Questo forte contrasto diviene evidente in una regione come la Puglia. Francesco Di Carlo, appena nominato presidente di Assoturismo Puglia, lo spiega molto chiaramente: le città di mare riescono a reggere, lo testimoniano i dati Enit riferiti al Salento, ma nelle località interne invece regna ancora il deserto. Mancano i turisti stranieri che, prima di andare verso le località di mare, passavano qualche giorno in visita nelle città. Mancano i flussi ingenti dei turisti delle crociere, altro settore molto colpito dalla crisi.

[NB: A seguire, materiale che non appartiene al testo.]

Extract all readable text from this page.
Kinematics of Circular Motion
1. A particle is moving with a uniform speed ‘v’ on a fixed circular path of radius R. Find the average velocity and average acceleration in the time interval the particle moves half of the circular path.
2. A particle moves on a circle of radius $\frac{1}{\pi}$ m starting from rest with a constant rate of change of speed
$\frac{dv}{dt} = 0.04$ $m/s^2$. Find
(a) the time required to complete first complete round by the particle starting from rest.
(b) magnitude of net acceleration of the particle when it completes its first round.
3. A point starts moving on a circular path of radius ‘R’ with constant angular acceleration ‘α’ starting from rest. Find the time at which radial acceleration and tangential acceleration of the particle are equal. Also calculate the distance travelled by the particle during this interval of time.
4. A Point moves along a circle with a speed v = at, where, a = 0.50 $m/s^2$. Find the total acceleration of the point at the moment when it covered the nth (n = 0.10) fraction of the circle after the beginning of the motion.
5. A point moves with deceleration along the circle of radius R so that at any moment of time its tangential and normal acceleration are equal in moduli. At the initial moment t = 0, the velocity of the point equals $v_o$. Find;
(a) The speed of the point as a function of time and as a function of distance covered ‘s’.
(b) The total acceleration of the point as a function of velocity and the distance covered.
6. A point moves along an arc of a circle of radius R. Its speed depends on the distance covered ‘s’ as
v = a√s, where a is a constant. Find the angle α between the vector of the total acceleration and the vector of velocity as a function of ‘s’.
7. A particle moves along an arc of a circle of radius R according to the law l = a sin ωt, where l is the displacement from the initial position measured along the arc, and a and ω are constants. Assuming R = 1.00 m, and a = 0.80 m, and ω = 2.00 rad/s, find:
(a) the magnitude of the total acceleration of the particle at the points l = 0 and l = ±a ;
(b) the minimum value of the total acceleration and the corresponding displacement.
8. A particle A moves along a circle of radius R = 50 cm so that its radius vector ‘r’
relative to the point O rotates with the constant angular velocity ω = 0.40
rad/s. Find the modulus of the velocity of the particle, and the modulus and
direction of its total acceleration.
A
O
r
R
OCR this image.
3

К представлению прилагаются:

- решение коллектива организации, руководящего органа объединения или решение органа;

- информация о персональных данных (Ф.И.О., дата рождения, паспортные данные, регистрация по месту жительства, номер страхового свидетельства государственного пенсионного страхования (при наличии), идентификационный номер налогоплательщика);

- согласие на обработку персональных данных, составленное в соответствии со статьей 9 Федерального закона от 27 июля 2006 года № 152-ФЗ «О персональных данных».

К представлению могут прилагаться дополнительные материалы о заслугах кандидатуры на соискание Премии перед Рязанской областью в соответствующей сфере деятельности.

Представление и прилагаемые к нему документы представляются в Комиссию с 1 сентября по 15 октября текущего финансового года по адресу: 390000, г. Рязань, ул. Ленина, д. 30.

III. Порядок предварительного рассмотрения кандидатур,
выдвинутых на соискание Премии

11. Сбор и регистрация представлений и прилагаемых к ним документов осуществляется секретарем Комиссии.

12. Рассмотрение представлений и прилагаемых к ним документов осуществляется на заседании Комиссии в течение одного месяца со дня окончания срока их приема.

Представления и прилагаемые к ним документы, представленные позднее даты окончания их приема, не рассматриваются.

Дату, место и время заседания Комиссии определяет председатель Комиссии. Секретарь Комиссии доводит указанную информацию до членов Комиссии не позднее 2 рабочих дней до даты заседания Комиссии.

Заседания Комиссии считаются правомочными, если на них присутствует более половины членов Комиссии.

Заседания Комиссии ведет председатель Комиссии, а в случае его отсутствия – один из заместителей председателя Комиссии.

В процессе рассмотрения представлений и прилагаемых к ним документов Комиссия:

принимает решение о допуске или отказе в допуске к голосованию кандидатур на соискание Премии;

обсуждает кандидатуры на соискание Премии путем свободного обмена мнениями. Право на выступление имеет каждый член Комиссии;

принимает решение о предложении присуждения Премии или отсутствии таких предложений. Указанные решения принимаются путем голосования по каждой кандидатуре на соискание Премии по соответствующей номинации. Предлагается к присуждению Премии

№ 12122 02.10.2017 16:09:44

Tornando al bollettino Enit, questo contrasto si traduce bene in due dati: il 47% degli italiani andrà in vacanza, ma gli arrivi aeroportuali internazionali segnano un drammatico -82%. Proiettato a tutto il 2020, si prevede un calo degli arrivi stranieri del 55%. Molte nazioni estere vivono ancora situazioni sanitarie precarie, specialmente nazioni che garantivano robusti afflussi di turisti in Italia, come ad esempio gli Stati Uniti. Il presidente di Federalberghi, Bernabò Bocca, afferma esplicitamente come diversi tour operator abbiano cancellato ogni attività per il 2020 e congelato pure quelle per il 2021, ipotizzando una reale ripresa dei flussi turistici solo per il 2022. Il rischio concreto è che senza la metà del flusso turistico normale una buona parte del settore rischierà di cadere a cascata come birilli da bowling, specialmente nei prossimi mesi autunnali quando anche i flussi turistici domestici verranno meno. Alla fine, la domanda che tutti si pongono con non poca paura è: cosa resterà del settore turistico una volta passata questa crisi?